The Sense of Humor Reveals One’s Life…

The sense of humor reveals one’s life experience. And few personality traits are as revealing as this one. Someone accustomed to the factory floor, for example, does not need much to shock someone else, raised in the mold of the European elite. And the latter, if he makes a joke, will either not be understood by the former, or it will seem to him ridiculously childish. So it goes. But it is difficult, for someone who understands both, to classify one’s humor as better than the other’s. What is not difficult is to perceive, with just a little conversation, the life experiences that have shaped the person with whom one is speaking.

It Is Not Uncommon to Encounter Authors…

It is not uncommon to encounter authors who, after advancing in their studies and literary careers, renounce their former mentors. And if this is true of mentors, it is even more common for them to renounce authors they once admired, who contributed to their intellectual development. On the one hand, intellectual evolution involves significant shifts in thought, and there are times when the change occurs in the mentor himself, who becomes different from who he once was. However, it is an extremely difficult task to repudiate without simultaneously sweeping away the feeling of gratitude. It may seem to the philosopher, after reaching lofty heights, a shame to have benefited, as a young man, from a journalist, an economist, or some figure from the so-called intellectual lower ranks. What utter nonsense! It is far more honorable, from up there, to remember the unique path that allowed him to ascend.

One of the Most Beautiful Aspects of the Eastern…

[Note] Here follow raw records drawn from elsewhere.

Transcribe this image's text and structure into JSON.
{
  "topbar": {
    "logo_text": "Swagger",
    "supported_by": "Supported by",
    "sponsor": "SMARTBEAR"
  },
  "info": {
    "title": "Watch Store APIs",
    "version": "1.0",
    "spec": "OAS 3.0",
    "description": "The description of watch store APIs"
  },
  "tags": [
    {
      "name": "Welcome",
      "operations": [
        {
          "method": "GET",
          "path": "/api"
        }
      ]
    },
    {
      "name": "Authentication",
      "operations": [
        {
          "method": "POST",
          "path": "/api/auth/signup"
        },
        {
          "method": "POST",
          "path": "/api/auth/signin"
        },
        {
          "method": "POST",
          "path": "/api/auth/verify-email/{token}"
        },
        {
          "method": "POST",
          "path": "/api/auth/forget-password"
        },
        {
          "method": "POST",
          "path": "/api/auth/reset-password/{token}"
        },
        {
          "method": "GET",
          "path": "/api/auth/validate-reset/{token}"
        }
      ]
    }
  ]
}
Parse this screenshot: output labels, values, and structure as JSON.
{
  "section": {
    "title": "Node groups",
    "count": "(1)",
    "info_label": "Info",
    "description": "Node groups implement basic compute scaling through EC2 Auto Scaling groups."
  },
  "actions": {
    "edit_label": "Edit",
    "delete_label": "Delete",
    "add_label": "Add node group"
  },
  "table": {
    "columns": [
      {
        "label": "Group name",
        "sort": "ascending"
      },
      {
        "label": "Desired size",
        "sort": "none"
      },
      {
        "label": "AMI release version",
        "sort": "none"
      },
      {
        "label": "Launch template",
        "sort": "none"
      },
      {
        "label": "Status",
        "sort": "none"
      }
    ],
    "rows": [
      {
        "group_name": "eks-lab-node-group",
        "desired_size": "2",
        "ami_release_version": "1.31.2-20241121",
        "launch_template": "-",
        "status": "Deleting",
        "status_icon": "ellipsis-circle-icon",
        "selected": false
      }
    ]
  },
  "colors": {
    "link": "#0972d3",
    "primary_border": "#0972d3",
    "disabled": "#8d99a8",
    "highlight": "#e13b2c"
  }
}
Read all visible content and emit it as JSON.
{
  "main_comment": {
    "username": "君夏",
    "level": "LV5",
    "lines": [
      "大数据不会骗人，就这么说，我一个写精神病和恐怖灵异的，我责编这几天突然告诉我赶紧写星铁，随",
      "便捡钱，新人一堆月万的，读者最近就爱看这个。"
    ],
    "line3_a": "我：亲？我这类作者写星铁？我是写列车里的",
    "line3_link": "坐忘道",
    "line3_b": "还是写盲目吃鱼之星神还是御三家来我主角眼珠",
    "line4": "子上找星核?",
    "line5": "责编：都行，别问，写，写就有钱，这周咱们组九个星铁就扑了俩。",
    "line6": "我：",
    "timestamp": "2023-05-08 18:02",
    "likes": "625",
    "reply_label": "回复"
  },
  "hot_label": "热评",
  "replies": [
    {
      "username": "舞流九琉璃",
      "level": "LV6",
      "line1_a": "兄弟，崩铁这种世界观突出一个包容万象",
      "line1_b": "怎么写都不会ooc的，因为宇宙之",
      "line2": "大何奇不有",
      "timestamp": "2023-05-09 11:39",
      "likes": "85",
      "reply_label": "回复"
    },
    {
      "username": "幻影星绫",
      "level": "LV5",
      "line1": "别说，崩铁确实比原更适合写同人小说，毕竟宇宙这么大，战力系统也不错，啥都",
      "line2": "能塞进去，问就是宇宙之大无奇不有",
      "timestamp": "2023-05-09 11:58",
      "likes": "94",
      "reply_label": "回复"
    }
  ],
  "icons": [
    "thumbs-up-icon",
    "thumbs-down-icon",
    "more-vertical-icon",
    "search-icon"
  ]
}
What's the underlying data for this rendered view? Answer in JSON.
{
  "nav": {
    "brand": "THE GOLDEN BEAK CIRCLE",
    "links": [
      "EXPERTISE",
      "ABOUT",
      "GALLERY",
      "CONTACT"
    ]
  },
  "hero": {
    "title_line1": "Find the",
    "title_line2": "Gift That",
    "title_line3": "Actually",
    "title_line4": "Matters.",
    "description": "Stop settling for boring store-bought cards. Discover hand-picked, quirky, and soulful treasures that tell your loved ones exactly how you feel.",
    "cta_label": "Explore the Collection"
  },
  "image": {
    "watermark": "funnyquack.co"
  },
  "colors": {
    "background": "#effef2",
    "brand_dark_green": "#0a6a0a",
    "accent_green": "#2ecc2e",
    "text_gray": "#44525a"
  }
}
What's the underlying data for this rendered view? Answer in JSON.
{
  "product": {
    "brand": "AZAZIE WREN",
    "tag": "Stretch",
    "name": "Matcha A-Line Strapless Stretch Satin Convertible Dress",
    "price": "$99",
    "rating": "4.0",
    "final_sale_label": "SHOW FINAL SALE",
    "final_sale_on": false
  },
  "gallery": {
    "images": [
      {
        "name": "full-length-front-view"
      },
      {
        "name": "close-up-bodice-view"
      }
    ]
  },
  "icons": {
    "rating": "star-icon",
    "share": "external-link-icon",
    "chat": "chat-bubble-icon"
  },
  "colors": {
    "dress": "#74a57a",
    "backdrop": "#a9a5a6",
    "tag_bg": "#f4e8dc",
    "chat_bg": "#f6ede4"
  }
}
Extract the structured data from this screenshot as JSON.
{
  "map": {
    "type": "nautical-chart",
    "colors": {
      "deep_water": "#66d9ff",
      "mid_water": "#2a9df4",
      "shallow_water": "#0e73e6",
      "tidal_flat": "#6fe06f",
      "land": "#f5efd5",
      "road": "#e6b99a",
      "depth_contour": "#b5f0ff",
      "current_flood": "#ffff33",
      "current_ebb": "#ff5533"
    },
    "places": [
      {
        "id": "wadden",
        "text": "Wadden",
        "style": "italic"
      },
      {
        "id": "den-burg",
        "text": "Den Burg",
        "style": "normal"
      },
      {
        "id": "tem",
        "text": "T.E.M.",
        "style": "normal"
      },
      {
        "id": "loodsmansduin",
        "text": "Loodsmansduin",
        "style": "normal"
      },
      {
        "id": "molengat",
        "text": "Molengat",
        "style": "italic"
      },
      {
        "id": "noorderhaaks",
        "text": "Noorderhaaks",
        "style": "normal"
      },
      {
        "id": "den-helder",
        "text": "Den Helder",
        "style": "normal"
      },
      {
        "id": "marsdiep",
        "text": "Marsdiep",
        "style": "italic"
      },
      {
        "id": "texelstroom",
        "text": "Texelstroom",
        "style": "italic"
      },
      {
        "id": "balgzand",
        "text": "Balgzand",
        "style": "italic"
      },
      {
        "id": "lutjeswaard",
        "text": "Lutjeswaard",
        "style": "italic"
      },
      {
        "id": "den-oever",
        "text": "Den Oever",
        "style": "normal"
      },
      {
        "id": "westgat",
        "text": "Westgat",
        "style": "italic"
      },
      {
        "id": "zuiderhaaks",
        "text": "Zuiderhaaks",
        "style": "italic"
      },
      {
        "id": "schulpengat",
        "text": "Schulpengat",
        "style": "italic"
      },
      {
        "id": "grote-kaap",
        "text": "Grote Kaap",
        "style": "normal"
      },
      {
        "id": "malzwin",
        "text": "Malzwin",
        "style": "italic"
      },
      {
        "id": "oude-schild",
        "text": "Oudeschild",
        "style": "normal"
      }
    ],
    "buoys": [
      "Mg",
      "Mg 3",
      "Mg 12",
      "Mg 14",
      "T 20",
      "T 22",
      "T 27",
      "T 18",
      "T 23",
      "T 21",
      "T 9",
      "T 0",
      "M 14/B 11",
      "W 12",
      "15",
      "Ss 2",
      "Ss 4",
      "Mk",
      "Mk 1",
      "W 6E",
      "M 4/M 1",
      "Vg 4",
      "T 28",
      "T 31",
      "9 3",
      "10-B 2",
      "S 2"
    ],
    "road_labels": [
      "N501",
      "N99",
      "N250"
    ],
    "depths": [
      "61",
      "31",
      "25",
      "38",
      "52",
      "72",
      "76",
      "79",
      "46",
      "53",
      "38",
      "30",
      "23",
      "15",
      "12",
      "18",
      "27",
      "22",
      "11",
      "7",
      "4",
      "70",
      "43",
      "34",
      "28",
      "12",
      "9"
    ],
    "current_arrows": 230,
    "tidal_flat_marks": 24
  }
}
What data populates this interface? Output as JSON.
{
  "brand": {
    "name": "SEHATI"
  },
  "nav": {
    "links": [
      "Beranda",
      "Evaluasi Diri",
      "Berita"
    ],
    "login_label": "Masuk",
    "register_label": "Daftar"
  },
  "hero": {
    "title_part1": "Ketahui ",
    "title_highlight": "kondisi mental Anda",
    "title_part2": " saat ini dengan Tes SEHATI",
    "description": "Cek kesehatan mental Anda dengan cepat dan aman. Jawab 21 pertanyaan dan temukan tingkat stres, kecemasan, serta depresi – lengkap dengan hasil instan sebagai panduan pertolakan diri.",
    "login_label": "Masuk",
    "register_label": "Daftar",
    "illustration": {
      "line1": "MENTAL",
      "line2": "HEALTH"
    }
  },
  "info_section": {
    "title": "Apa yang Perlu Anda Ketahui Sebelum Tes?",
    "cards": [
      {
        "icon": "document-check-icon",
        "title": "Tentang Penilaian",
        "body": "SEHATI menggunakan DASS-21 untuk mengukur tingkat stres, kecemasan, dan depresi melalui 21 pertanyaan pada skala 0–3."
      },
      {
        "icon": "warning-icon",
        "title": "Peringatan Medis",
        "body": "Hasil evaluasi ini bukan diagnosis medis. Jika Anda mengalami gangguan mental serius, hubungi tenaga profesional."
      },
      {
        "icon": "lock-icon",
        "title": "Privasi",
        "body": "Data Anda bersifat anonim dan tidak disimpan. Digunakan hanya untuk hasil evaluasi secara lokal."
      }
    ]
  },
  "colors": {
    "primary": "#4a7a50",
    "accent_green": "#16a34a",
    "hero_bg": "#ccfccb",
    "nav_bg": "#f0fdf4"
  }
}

One of the most beautiful aspects of the Eastern master-disciple system, through which knowledge is transmitted individually along a lineage dating back to time immemorial, is that the master endures and lives on in the disciple, without losing his own identity or overshadowing the disciple’s personality. As we read the stories, we are impressed by the achievements of all the masters, and it seems that the idea of comparing them to determine which was greater never crosses our minds. There is no rivalry; rather, there is a tradition that lives in all of them and continues to manifest itself in new forms, in response to specific circumstances, through individual acts.